Verify the credentials are revoked.
$ curl -k $KUBE_HOST/api/v1/namespaces/demo/pods --header "Authorization: Bearer $TEST_TOKEN"{ "kind": "Status", "apiVersion": "v1", "metadata": {}, "status": "Failure", "message": "Unauthorized", "reason": "Unauthorized", "code": 401}
Rewrite the rules to give it a bit more power.
$ vault write kubernetes/roles/rules \ allowed_kubernetes_namespaces=default \ allowed_kubernetes_namespaces=demo \ kubernetes_role_type=ClusterRole \ token_max_ttl=80h \ token_default_ttl=1h \ generated_role_rules='{"rules":[{"apiGroups":[""],"resources":["pods"],"verbs":["list","get","delete"]}]}'
Get a new token. This new command will put the token into
TEST_TOKEN
for you.$ export TEST_TOKEN=$(vault write -field=service_account_token kubernetes/creds/rules kubernetes_namespace=demo cluster_role_binding=true)
Using that token, delete a pod.
$ curl -k -X DELETE $KUBE_HOST/api/v1/namespaces/demo/pods/nginx --header "Authorization: Bearer $TEST_TOKEN"{ "kind": "Pod", "apiVersion": "v1", "metadata": { "name": "nginx", "namespace": "demo", "uid": "f1313e74-a93c-43f9-addf-963931ec61ab", "resourceVersion": "3056", "creationTimestamp": "2022-08-26T14:05:02Z", "deletionTimestamp": "2022-08-26T15:03:09Z", "deletionGracePeriodSeconds": 30, "labels": { "run": "nginx" }, "managedFields": [ { "manager": "kubectl-run", "operation": "Update", "apiVersion": "v1", "time": "2022-08-26T14:05:02Z", "fieldsType": "FieldsV1", "fieldsV1": { "f:metadata": { "f:labels": { ".": {}, "f:run": {}...
Verify pod deleted.
$ curl -k $KUBE_HOST/api/v1/namespaces/demo/pods/ --header "Authorization: Bearer $TEST_TOKEN"{ "kind": "PodList", "apiVersion": "v1", "metadata": { "resourceVersion": "391140" }, "items": []}
With Vault Kubernetes Secrets Engine you can grant temporary access to make major changes to the cluster.
Clean up
The fastest way to ckean up this lab is just to delete Minikube.

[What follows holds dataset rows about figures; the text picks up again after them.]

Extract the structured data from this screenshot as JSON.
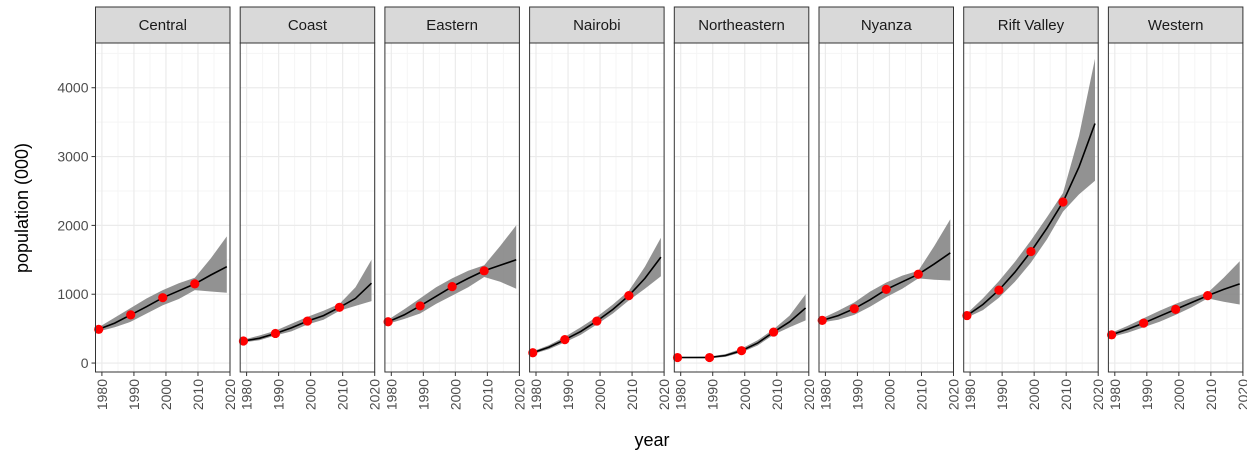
{
  "chart_data": {
    "type": "line",
    "facet_by": "province",
    "xlabel": "year",
    "ylabel": "population (000)",
    "xlim": [
      1978,
      2020
    ],
    "ylim": [
      -130,
      4650
    ],
    "x_ticks": [
      1980,
      1990,
      2000,
      2010,
      2020
    ],
    "y_ticks": [
      0,
      1000,
      2000,
      3000,
      4000
    ],
    "grid": true,
    "legend": "none",
    "colors": {
      "line": "#000000",
      "ribbon": "#7f7f7f",
      "points": "#ff0000",
      "strip_fill": "#d9d9d9",
      "grid_major": "#ebebeb",
      "grid_minor": "#f5f5f5"
    },
    "panels": [
      {
        "name": "Central",
        "points": [
          {
            "x": 1979,
            "y": 490
          },
          {
            "x": 1989,
            "y": 700
          },
          {
            "x": 1999,
            "y": 950
          },
          {
            "x": 2009,
            "y": 1150
          }
        ],
        "line": [
          [
            1979,
            490
          ],
          [
            1984,
            580
          ],
          [
            1989,
            700
          ],
          [
            1994,
            820
          ],
          [
            1999,
            950
          ],
          [
            2004,
            1050
          ],
          [
            2009,
            1150
          ],
          [
            2014,
            1280
          ],
          [
            2019,
            1400
          ]
        ],
        "ribbon_upper": [
          [
            1979,
            520
          ],
          [
            1984,
            660
          ],
          [
            1989,
            800
          ],
          [
            1994,
            940
          ],
          [
            1999,
            1060
          ],
          [
            2004,
            1160
          ],
          [
            2009,
            1240
          ],
          [
            2014,
            1520
          ],
          [
            2019,
            1840
          ]
        ],
        "ribbon_lower": [
          [
            1979,
            460
          ],
          [
            1984,
            520
          ],
          [
            1989,
            600
          ],
          [
            1994,
            720
          ],
          [
            1999,
            840
          ],
          [
            2004,
            930
          ],
          [
            2009,
            1060
          ],
          [
            2014,
            1040
          ],
          [
            2019,
            1020
          ]
        ]
      },
      {
        "name": "Coast",
        "points": [
          {
            "x": 1979,
            "y": 320
          },
          {
            "x": 1989,
            "y": 430
          },
          {
            "x": 1999,
            "y": 610
          },
          {
            "x": 2009,
            "y": 810
          }
        ],
        "line": [
          [
            1979,
            320
          ],
          [
            1984,
            360
          ],
          [
            1989,
            430
          ],
          [
            1994,
            510
          ],
          [
            1999,
            610
          ],
          [
            2004,
            690
          ],
          [
            2009,
            810
          ],
          [
            2014,
            940
          ],
          [
            2019,
            1160
          ]
        ],
        "ribbon_upper": [
          [
            1979,
            340
          ],
          [
            1984,
            400
          ],
          [
            1989,
            470
          ],
          [
            1994,
            570
          ],
          [
            1999,
            670
          ],
          [
            2004,
            760
          ],
          [
            2009,
            860
          ],
          [
            2014,
            1100
          ],
          [
            2019,
            1500
          ]
        ],
        "ribbon_lower": [
          [
            1979,
            300
          ],
          [
            1984,
            330
          ],
          [
            1989,
            400
          ],
          [
            1994,
            460
          ],
          [
            1999,
            560
          ],
          [
            2004,
            630
          ],
          [
            2009,
            760
          ],
          [
            2014,
            830
          ],
          [
            2019,
            900
          ]
        ]
      },
      {
        "name": "Eastern",
        "points": [
          {
            "x": 1979,
            "y": 600
          },
          {
            "x": 1989,
            "y": 830
          },
          {
            "x": 1999,
            "y": 1110
          },
          {
            "x": 2009,
            "y": 1340
          }
        ],
        "line": [
          [
            1979,
            600
          ],
          [
            1984,
            700
          ],
          [
            1989,
            830
          ],
          [
            1994,
            970
          ],
          [
            1999,
            1110
          ],
          [
            2004,
            1230
          ],
          [
            2009,
            1340
          ],
          [
            2014,
            1420
          ],
          [
            2019,
            1500
          ]
        ],
        "ribbon_upper": [
          [
            1979,
            630
          ],
          [
            1984,
            780
          ],
          [
            1989,
            940
          ],
          [
            1994,
            1100
          ],
          [
            1999,
            1230
          ],
          [
            2004,
            1340
          ],
          [
            2009,
            1420
          ],
          [
            2014,
            1700
          ],
          [
            2019,
            2000
          ]
        ],
        "ribbon_lower": [
          [
            1979,
            570
          ],
          [
            1984,
            640
          ],
          [
            1989,
            720
          ],
          [
            1994,
            860
          ],
          [
            1999,
            980
          ],
          [
            2004,
            1100
          ],
          [
            2009,
            1250
          ],
          [
            2014,
            1180
          ],
          [
            2019,
            1080
          ]
        ]
      },
      {
        "name": "Nairobi",
        "points": [
          {
            "x": 1979,
            "y": 150
          },
          {
            "x": 1989,
            "y": 340
          },
          {
            "x": 1999,
            "y": 610
          },
          {
            "x": 2009,
            "y": 980
          }
        ],
        "line": [
          [
            1979,
            150
          ],
          [
            1984,
            230
          ],
          [
            1989,
            340
          ],
          [
            1994,
            460
          ],
          [
            1999,
            610
          ],
          [
            2004,
            780
          ],
          [
            2009,
            980
          ],
          [
            2014,
            1230
          ],
          [
            2019,
            1540
          ]
        ],
        "ribbon_upper": [
          [
            1979,
            170
          ],
          [
            1984,
            260
          ],
          [
            1989,
            380
          ],
          [
            1994,
            520
          ],
          [
            1999,
            670
          ],
          [
            2004,
            850
          ],
          [
            2009,
            1050
          ],
          [
            2014,
            1400
          ],
          [
            2019,
            1820
          ]
        ],
        "ribbon_lower": [
          [
            1979,
            130
          ],
          [
            1984,
            200
          ],
          [
            1989,
            300
          ],
          [
            1994,
            410
          ],
          [
            1999,
            560
          ],
          [
            2004,
            720
          ],
          [
            2009,
            910
          ],
          [
            2014,
            1080
          ],
          [
            2019,
            1260
          ]
        ]
      },
      {
        "name": "Northeastern",
        "points": [
          {
            "x": 1979,
            "y": 80
          },
          {
            "x": 1989,
            "y": 80
          },
          {
            "x": 1999,
            "y": 180
          },
          {
            "x": 2009,
            "y": 450
          }
        ],
        "line": [
          [
            1979,
            80
          ],
          [
            1984,
            80
          ],
          [
            1989,
            80
          ],
          [
            1994,
            110
          ],
          [
            1999,
            180
          ],
          [
            2004,
            290
          ],
          [
            2009,
            450
          ],
          [
            2014,
            600
          ],
          [
            2019,
            800
          ]
        ],
        "ribbon_upper": [
          [
            1979,
            90
          ],
          [
            1984,
            92
          ],
          [
            1989,
            95
          ],
          [
            1994,
            130
          ],
          [
            1999,
            210
          ],
          [
            2004,
            330
          ],
          [
            2009,
            490
          ],
          [
            2014,
            690
          ],
          [
            2019,
            1000
          ]
        ],
        "ribbon_lower": [
          [
            1979,
            70
          ],
          [
            1984,
            70
          ],
          [
            1989,
            70
          ],
          [
            1994,
            90
          ],
          [
            1999,
            155
          ],
          [
            2004,
            255
          ],
          [
            2009,
            410
          ],
          [
            2014,
            520
          ],
          [
            2019,
            620
          ]
        ]
      },
      {
        "name": "Nyanza",
        "points": [
          {
            "x": 1979,
            "y": 620
          },
          {
            "x": 1989,
            "y": 790
          },
          {
            "x": 1999,
            "y": 1070
          },
          {
            "x": 2009,
            "y": 1290
          }
        ],
        "line": [
          [
            1979,
            620
          ],
          [
            1984,
            690
          ],
          [
            1989,
            790
          ],
          [
            1994,
            920
          ],
          [
            1999,
            1070
          ],
          [
            2004,
            1180
          ],
          [
            2009,
            1290
          ],
          [
            2014,
            1440
          ],
          [
            2019,
            1600
          ]
        ],
        "ribbon_upper": [
          [
            1979,
            650
          ],
          [
            1984,
            760
          ],
          [
            1989,
            880
          ],
          [
            1994,
            1040
          ],
          [
            1999,
            1170
          ],
          [
            2004,
            1270
          ],
          [
            2009,
            1340
          ],
          [
            2014,
            1700
          ],
          [
            2019,
            2090
          ]
        ],
        "ribbon_lower": [
          [
            1979,
            590
          ],
          [
            1984,
            630
          ],
          [
            1989,
            700
          ],
          [
            1994,
            820
          ],
          [
            1999,
            960
          ],
          [
            2004,
            1080
          ],
          [
            2009,
            1230
          ],
          [
            2014,
            1210
          ],
          [
            2019,
            1200
          ]
        ]
      },
      {
        "name": "Rift Valley",
        "points": [
          {
            "x": 1979,
            "y": 690
          },
          {
            "x": 1989,
            "y": 1060
          },
          {
            "x": 1999,
            "y": 1620
          },
          {
            "x": 2009,
            "y": 2340
          }
        ],
        "line": [
          [
            1979,
            690
          ],
          [
            1984,
            850
          ],
          [
            1989,
            1060
          ],
          [
            1994,
            1320
          ],
          [
            1999,
            1620
          ],
          [
            2004,
            1960
          ],
          [
            2009,
            2340
          ],
          [
            2014,
            2850
          ],
          [
            2019,
            3480
          ]
        ],
        "ribbon_upper": [
          [
            1979,
            720
          ],
          [
            1984,
            940
          ],
          [
            1989,
            1190
          ],
          [
            1994,
            1470
          ],
          [
            1999,
            1780
          ],
          [
            2004,
            2120
          ],
          [
            2009,
            2470
          ],
          [
            2014,
            3300
          ],
          [
            2019,
            4420
          ]
        ],
        "ribbon_lower": [
          [
            1979,
            660
          ],
          [
            1984,
            770
          ],
          [
            1989,
            950
          ],
          [
            1994,
            1180
          ],
          [
            1999,
            1460
          ],
          [
            2004,
            1800
          ],
          [
            2009,
            2200
          ],
          [
            2014,
            2450
          ],
          [
            2019,
            2650
          ]
        ]
      },
      {
        "name": "Western",
        "points": [
          {
            "x": 1979,
            "y": 410
          },
          {
            "x": 1989,
            "y": 580
          },
          {
            "x": 1999,
            "y": 780
          },
          {
            "x": 2009,
            "y": 980
          }
        ],
        "line": [
          [
            1979,
            410
          ],
          [
            1984,
            490
          ],
          [
            1989,
            580
          ],
          [
            1994,
            680
          ],
          [
            1999,
            780
          ],
          [
            2004,
            880
          ],
          [
            2009,
            980
          ],
          [
            2014,
            1070
          ],
          [
            2019,
            1150
          ]
        ],
        "ribbon_upper": [
          [
            1979,
            440
          ],
          [
            1984,
            540
          ],
          [
            1989,
            650
          ],
          [
            1994,
            760
          ],
          [
            1999,
            860
          ],
          [
            2004,
            950
          ],
          [
            2009,
            1020
          ],
          [
            2014,
            1240
          ],
          [
            2019,
            1480
          ]
        ],
        "ribbon_lower": [
          [
            1979,
            380
          ],
          [
            1984,
            440
          ],
          [
            1989,
            520
          ],
          [
            1994,
            600
          ],
          [
            1999,
            700
          ],
          [
            2004,
            810
          ],
          [
            2009,
            940
          ],
          [
            2014,
            890
          ],
          [
            2019,
            850
          ]
        ]
      }
    ]
  }
}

$ minikube delete🔥 Deleting "minikube" in docker ...🔥 Removing /Users/mrken/.minikube/machines/minikube ...💀 Removed all traces of the "minikube" cluster.
Review
You created a Kubernets Cluster locally using minikube, and added Vault and Nginx to it. Using the Kubernetes Secrets Engine on Vault, recieved an JSON Web Token (JWT) and used it git the API and examine pods in the cluster. These were initially using roles, which are limited to specific namespaces.
Then you created a cluster role, which allows you access the whole cluster. You looked at the pods in a few namespaces and after changing some of the caabilities of the cluster role deleted the Nginx pod.